Was wäre, wenn Annes Geschichte fortgeschrieben werden könnte? Was hätte sie uns heute zu sagen? Fragen, denen Folman nachgegangen ist. Denn im Museum geschieht Mysteriöses. Die Buchstaben im Tagebuch formen sich zu einem Wesen. Ein etwa 13-jähriges rothaariges Mädchen erscheint. Kitty ist Annes imaginäre Freundin, mit der sie in ihren Aufzeichnungen spricht. Jetzt steht sie leibhaftig da und fragt sich: Was ist hier passiert?

Regisseur Ari Folman und Zeichnerin Lena Guberman

Eine üppig-bunte Welt hat Folman mit der Zeichnerin Lena Guberman erschaffen, inklusive großer wuchtiger Szenen wie Annes Vision vom Kampf der Filmstars gegen die Nazis und köstlicher Details wie der knollnasigen, schmunzelnden Fotografie von Clark Gable, die in ihrem Zimmer hängt. Als Kinofan litt Anne sehr darunter, dass sie als Jüdin kein Filmtheater mehr besuchen durfte.

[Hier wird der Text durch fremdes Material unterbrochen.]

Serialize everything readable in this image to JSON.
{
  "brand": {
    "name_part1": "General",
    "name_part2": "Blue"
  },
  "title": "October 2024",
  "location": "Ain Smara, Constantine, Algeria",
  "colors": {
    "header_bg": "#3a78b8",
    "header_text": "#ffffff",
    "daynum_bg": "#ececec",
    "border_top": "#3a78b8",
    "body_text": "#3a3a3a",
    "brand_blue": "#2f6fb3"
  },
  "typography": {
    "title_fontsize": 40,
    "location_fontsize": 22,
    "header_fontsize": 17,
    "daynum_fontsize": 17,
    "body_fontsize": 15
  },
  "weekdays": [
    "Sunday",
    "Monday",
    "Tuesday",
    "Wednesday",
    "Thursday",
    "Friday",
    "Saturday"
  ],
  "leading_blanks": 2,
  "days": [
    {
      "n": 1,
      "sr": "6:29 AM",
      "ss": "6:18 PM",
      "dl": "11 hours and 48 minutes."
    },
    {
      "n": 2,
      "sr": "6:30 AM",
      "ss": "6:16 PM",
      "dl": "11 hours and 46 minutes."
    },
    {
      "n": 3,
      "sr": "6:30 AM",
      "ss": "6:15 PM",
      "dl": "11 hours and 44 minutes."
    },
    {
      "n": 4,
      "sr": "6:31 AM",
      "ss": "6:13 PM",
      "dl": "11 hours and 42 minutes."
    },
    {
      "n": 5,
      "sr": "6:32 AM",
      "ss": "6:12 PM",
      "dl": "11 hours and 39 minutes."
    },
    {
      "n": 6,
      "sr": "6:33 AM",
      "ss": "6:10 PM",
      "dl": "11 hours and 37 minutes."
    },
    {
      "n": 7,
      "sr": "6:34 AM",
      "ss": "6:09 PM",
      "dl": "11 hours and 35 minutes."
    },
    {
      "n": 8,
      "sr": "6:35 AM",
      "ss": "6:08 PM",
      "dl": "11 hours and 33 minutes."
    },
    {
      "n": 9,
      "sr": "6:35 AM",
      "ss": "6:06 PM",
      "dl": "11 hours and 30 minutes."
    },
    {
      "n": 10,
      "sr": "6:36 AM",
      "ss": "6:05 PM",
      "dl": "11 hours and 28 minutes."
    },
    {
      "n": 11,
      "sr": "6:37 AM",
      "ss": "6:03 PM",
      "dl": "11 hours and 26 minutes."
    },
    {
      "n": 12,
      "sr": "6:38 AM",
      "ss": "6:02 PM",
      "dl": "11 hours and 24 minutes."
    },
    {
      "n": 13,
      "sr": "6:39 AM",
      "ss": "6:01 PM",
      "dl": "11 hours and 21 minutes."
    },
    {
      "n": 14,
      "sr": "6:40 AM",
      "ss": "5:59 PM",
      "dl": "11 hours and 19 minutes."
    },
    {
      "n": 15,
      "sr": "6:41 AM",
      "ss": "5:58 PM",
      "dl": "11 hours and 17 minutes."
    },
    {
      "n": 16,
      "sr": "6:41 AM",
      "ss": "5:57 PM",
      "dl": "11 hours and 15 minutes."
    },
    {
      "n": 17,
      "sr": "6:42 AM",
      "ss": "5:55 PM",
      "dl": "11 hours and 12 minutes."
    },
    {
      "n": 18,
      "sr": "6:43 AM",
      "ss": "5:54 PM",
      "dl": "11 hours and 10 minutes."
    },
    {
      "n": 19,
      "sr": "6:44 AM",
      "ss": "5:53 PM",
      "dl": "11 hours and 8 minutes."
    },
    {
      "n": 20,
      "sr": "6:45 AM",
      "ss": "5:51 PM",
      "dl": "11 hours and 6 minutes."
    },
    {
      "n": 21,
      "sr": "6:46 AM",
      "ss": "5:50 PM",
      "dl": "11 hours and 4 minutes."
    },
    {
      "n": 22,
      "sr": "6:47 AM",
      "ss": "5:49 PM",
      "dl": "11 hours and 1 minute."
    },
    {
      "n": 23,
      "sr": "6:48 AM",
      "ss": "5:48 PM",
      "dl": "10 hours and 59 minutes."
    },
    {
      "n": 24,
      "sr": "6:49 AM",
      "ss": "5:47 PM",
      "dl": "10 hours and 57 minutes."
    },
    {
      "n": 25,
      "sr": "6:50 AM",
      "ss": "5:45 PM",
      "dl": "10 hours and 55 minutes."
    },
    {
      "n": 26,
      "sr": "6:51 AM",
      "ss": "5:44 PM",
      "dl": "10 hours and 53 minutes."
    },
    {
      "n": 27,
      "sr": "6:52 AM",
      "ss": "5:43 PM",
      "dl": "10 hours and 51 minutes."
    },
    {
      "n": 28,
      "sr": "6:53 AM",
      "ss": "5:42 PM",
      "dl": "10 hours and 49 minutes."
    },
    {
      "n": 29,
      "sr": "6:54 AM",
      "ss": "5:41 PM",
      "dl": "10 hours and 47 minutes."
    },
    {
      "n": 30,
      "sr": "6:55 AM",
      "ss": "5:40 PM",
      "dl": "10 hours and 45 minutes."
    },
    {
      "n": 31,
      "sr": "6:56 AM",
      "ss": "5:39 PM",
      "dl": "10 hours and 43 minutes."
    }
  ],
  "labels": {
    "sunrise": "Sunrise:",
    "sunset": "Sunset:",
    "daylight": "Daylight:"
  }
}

Dafür, dass ihre Geschichte gegenwärtig bleibt, sorgen zwei verschachtelte zeitliche Ebenen, die auch von den Jahren im Hinterhaus erzählen. Riesig sind dabei die Nazis, die mit bleichen Gesichtern über langen dunklen Mänteln patrouillieren; ein einziger donnernder Gleichschritt, bei dem es einem Angst und Bange werden kann.

Sängerin Karen O und dem Rockmusiker Benjamin Goldwasser

Schon in den Szenen, die in den 40er Jahren spielen, entsteht Kitty aus Annes Notizen – in der Welt von heute braucht sie das Tagebuch, um sich nicht aufzulösen. Und so nimmt sie es aus dem Museum mit und wird bald von der Polizei verfolgt. Auf der Suche nach Anne im winterlichen Amsterdam erkennt sie die Wahrheit und ihre eigentliche Mission.

Ein traurig-schöner Film ist hier entstanden, der ein schweres Thema auch für ein jüngeres Publikum auf einfache Weise behandelt, musikalisch facettenreich untermalt von der Sängerin Karen O und dem Keyboarder Benjamin Goldwasser. So hat man Anne Frank noch nicht gesehen. Am Ende nimmt alles eine märchenhafte Wendung, steht ein Plädoyer für Hoffnung und Toleranz. Auch wenn das etwas dick aufgetragen ist – davon kann man heute nicht genug bekommen.